Tabii şu anda karşımızdaki bu muhteşem tablo, öyle bir anda ve kolayca oluşmadı. Buradaki kardeşlerimin kimileriyle 40 yılı, kimileriyle çeyrek asrı geçen, en yenisi ile bile 10-15 yılı geride bırakan mücadele geçmişimiz var. Nice siyasi başarıların, seçim zaferinin sevincini hep birlikte yaşadık. Ülkemize ve şehirlerimize kazandırdığımız nice yatırımın mutluluğunu birlikte yaşadık. İnsanlarımızdan aldığımız nice duanın içimize verdiği huzura birlikte şahit olduk. Nice badireleri birlikte aştık. Farklı görünümler altında gerçekleştirilen nice saldırılara birlikte göğüs gerdik. Şeytanın bile aklına gelmeyecek yollarla önümüze kurulan nice tuzakları birlikte bozduk. Sıfatlar, görevler, makamlar gelir geçer ama işte bu gurur verici yaşanmış hakikatler daima bizimle kalır.”
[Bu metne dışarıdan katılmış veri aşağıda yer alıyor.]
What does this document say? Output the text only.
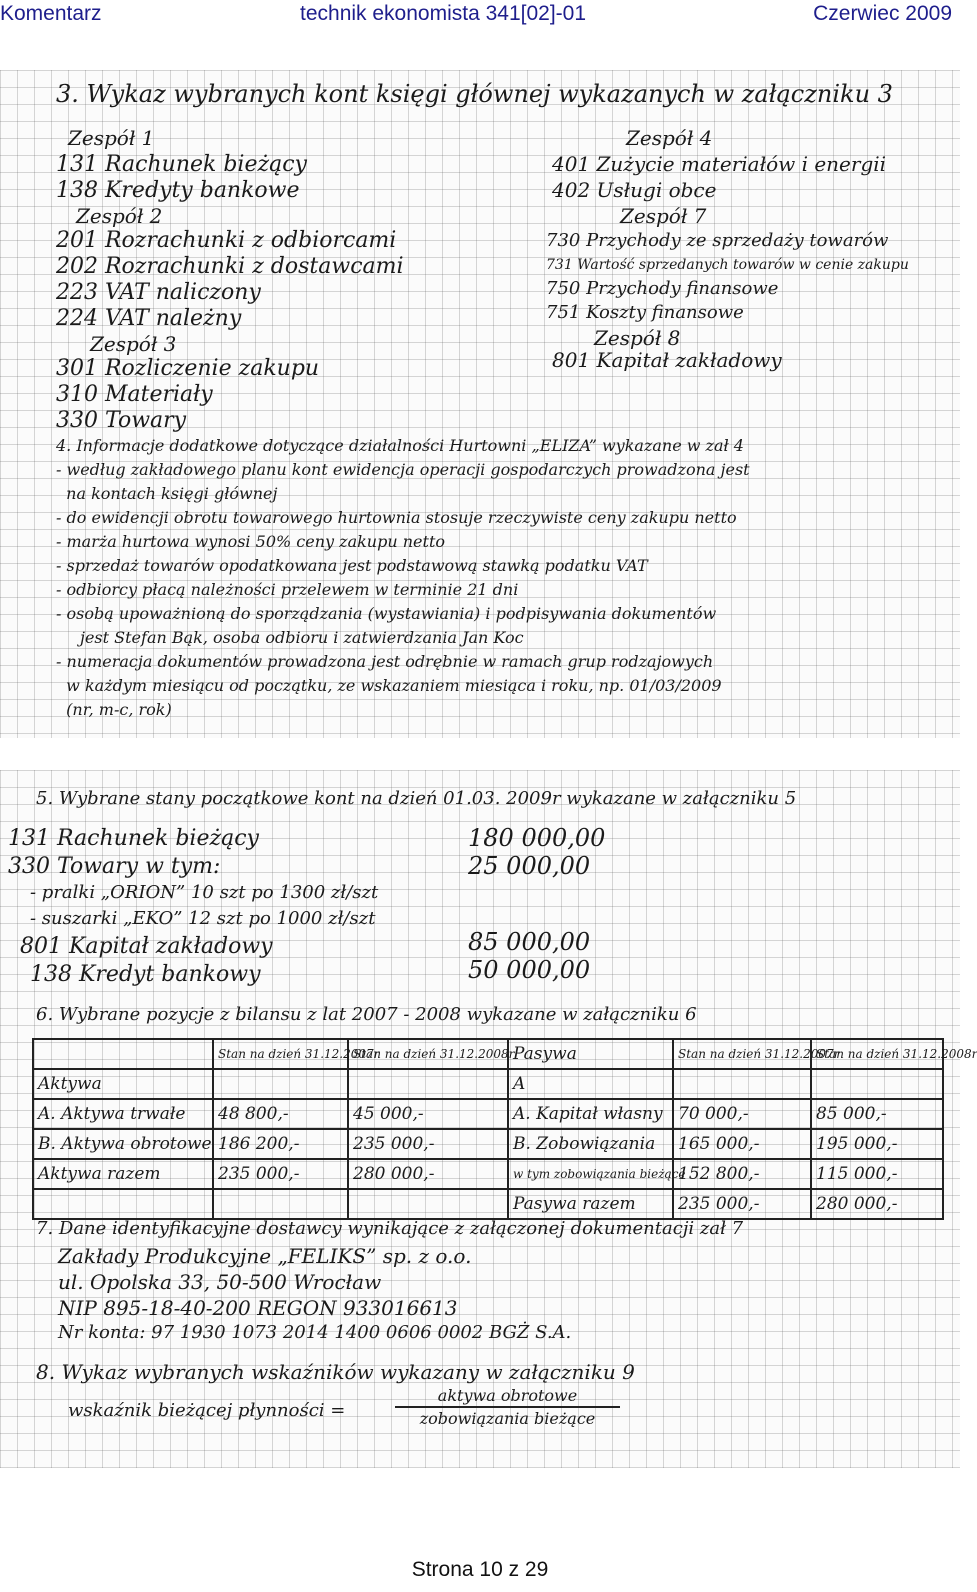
Komentarz	technik ekonomista 341[02]-01	Czerwiec 2009
3. Wykaz wybranych kont księgi głównej wykazanych w załączniku 3
Zespół 1
131 Rachunek bieżący
138 Kredyty bankowe
Zespół 2
201 Rozrachunki z odbiorcami
202 Rozrachunki z dostawcami
223 VAT naliczony
224 VAT należny
Zespół 3
301 Rozliczenie zakupu
310 Materiały
330 Towary
Zespół 4
401 Zużycie materiałów i energii
402 Usługi obce
Zespół 7
730 Przychody ze sprzedaży towarów
731 Wartość sprzedanych towarów w cenie zakupu
750 Przychody finansowe
751 Koszty finansowe
Zespół 8
801 Kapitał zakładowy
4. Informacje dodatkowe dotyczące działalności Hurtowni „ELIZA” wykazane w zał 4
- według zakładowego planu kont ewidencja operacji gospodarczych prowadzona jest
na kontach księgi głównej
- do ewidencji obrotu towarowego hurtownia stosuje rzeczywiste ceny zakupu netto
- marża hurtowa wynosi 50% ceny zakupu netto
- sprzedaż towarów opodatkowana jest podstawową stawką podatku VAT
- odbiorcy płacą należności przelewem w terminie 21 dni
- osobą upoważnioną do sporządzania (wystawiania) i podpisywania dokumentów
jest Stefan Bąk, osoba odbioru i zatwierdzania Jan Koc
- numeracja dokumentów prowadzona jest odrębnie w ramach grup rodzajowych
w każdym miesiącu od początku, ze wskazaniem miesiąca i roku, np. 01/03/2009
(nr, m-c, rok)
5. Wybrane stany początkowe kont na dzień 01.03. 2009r wykazane w załączniku 5
131 Rachunek bieżący	180 000,00
330 Towary w tym:	25 000,00
- pralki „ORION” 10 szt po 1300 zł/szt
- suszarki „EKO” 12 szt po 1000 zł/szt
801 Kapitał zakładowy	85 000,00
138 Kredyt bankowy	50 000,00
6. Wybrane pozycje z bilansu z lat 2007 - 2008 wykazane w załączniku 6
	Stan na dzień 31.12.2007r	Stan na dzień 31.12.2008r	Pasywa	Stan na dzień 31.12.2007r	Stan na dzień 31.12.2008r
Aktywa			A		
A. Aktywa trwałe	48 800,-	45 000,-	A. Kapitał własny	70 000,-	85 000,-
B. Aktywa obrotowe	186 200,-	235 000,-	B. Zobowiązania	165 000,-	195 000,-
Aktywa razem	235 000,-	280 000,-	w tym zobowiązania bieżące	152 800,-	115 000,-
			Pasywa razem	235 000,-	280 000,-
7. Dane identyfikacyjne dostawcy wynikające z załączonej dokumentacji zał 7
Zakłady Produkcyjne „FELIKS” sp. z o.o.
ul. Opolska 33, 50-500 Wrocław
NIP 895-18-40-200 REGON 933016613
Nr konta: 97 1930 1073 2014 1400 0606 0002 BGŻ S.A.
8. Wykaz wybranych wskaźników wykazany w załączniku 9
wskaźnik bieżącej płynności =
aktywa obrotowe
zobowiązania bieżące
Strona 10 z 29
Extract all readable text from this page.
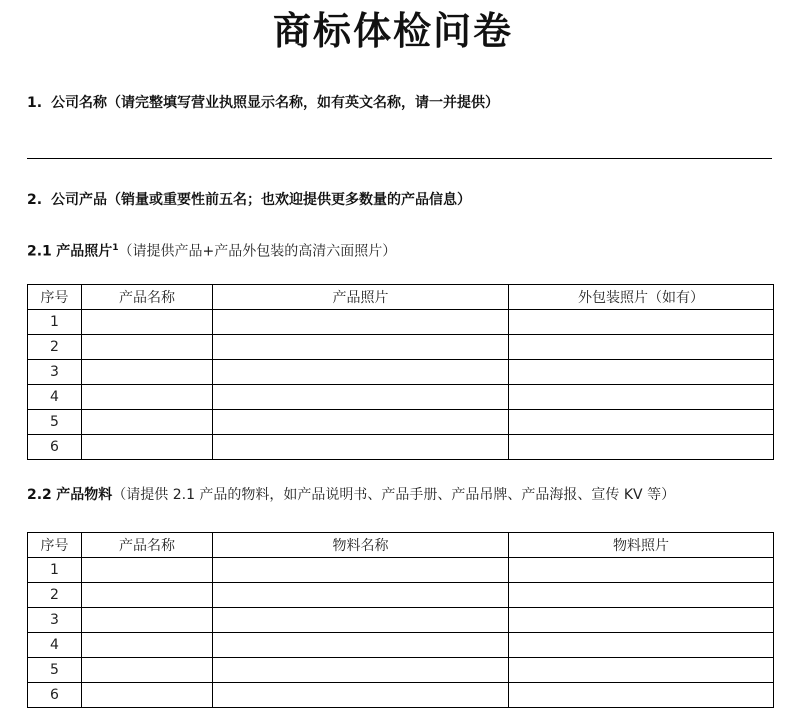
商标体检问卷
1. 公司名称（请完整填写营业执照显示名称，如有英文名称，请一并提供）
2. 公司产品（销量或重要性前五名；也欢迎提供更多数量的产品信息）
2.1 产品照片$^1$（请提供产品+产品外包装的高清六面照片）
序号	产品名称	产品照片	外包装照片（如有）
1			
2			
3			
4			
5			
6			
2.2 产品物料（请提供 2.1 产品的物料，如产品说明书、产品手册、产品吊牌、产品海报、宣传 KV 等）
序号	产品名称	物料名称	物料照片
1			
2			
3			
4			
5			
6			
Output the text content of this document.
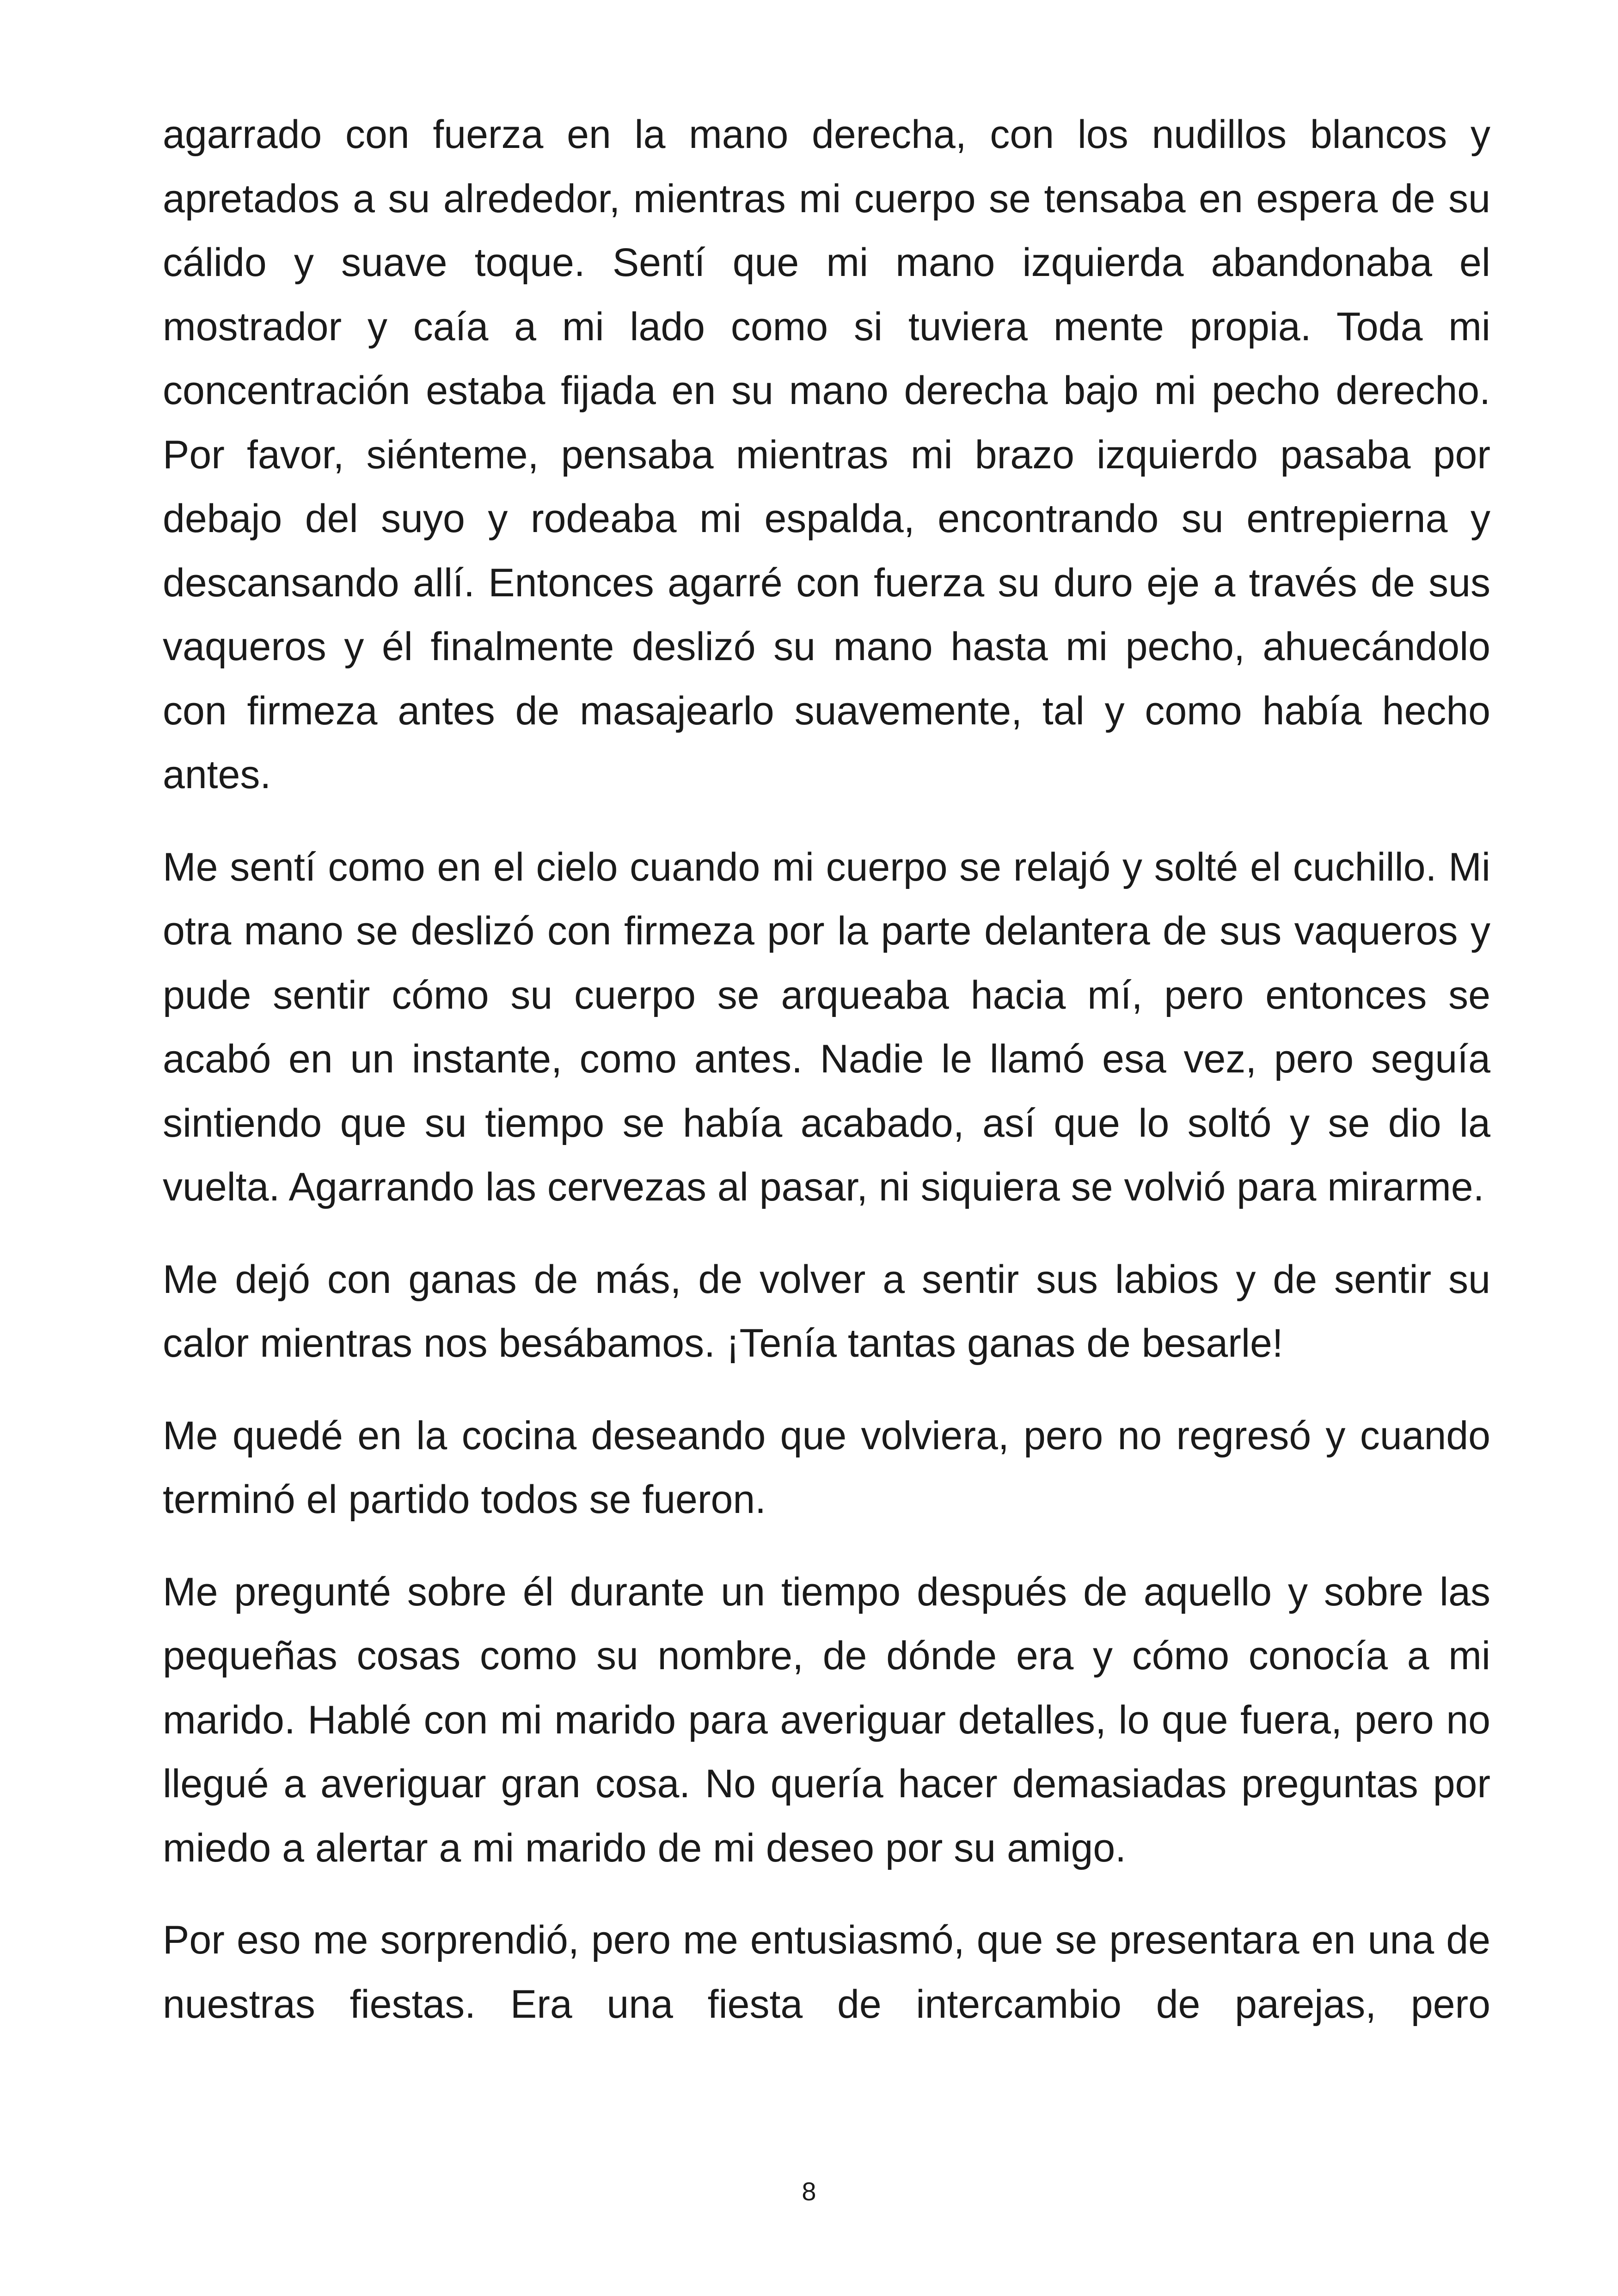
agarrado con fuerza en la mano derecha, con los nudillos blancos y apretados a su alrededor, mientras mi cuerpo se tensaba en espera de su cálido y suave toque. Sentí que mi mano izquierda abandonaba el mostrador y caía a mi lado como si tuviera mente propia. Toda mi concentración estaba fijada en su mano derecha bajo mi pecho derecho. Por favor, siénteme, pensaba mientras mi brazo izquierdo pasaba por debajo del suyo y rodeaba mi espalda, encontrando su entrepierna y descansando allí. Entonces agarré con fuerza su duro eje a través de sus vaqueros y él finalmente deslizó su mano hasta mi pecho, ahuecándolo con firmeza antes de masajearlo suavemente, tal y como había hecho antes.

Me sentí como en el cielo cuando mi cuerpo se relajó y solté el cuchillo. Mi otra mano se deslizó con firmeza por la parte delantera de sus vaqueros y pude sentir cómo su cuerpo se arqueaba hacia mí, pero entonces se acabó en un instante, como antes. Nadie le llamó esa vez, pero seguía sintiendo que su tiempo se había acabado, así que lo soltó y se dio la vuelta. Agarrando las cervezas al pasar, ni siquiera se volvió para mirarme.

Me dejó con ganas de más, de volver a sentir sus labios y de sentir su calor mientras nos besábamos. ¡Tenía tantas ganas de besarle!

Me quedé en la cocina deseando que volviera, pero no regresó y cuando terminó el partido todos se fueron.

Me pregunté sobre él durante un tiempo después de aquello y sobre las pequeñas cosas como su nombre, de dónde era y cómo conocía a mi marido. Hablé con mi marido para averiguar detalles, lo que fuera, pero no llegué a averiguar gran cosa. No quería hacer demasiadas preguntas por miedo a alertar a mi marido de mi deseo por su amigo.

Por eso me sorprendió, pero me entusiasmó, que se presentara en una de nuestras fiestas. Era una fiesta de intercambio de parejas, pero

8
“81 VİLAYETTE VE BUGÜN 85 MİLYONU AŞAN VATANDAŞIYLA TÜM ÜLKEDE TARİHÎ BİR DÖNÜŞÜMÜ YAŞATTIK”
Dünyada pek az lidere, yöneticiye böylesine köklü, geniş, kaliteli, vefalı bir kadro ile yol yürümenin nasip olacağını belirten Cumhurbaşkanı Erdoğan, “Şahsıma, sizler gibi dava, yol, siyaset, çalışma arkadaşları nasip ettiği için Rabbime hamd ediyorum” dedi.
AK Parti’nin, belediye hizmetleri ile kendini millete ispatlamış, inançlı ve azimli bir kadronun Türkiye’nin yönetimine talip olmasıyla ortaya çıktığını hatırlatan Cumhurbaşkanı Erdoğan, önce şehirleri değiştirip geliştirdiklerini, ardından 81 vilayette ve bugün 85 milyonu aşan vatandaşıyla tüm ülkede tarihî bir dönüşümü yaşattıklarını söyledi.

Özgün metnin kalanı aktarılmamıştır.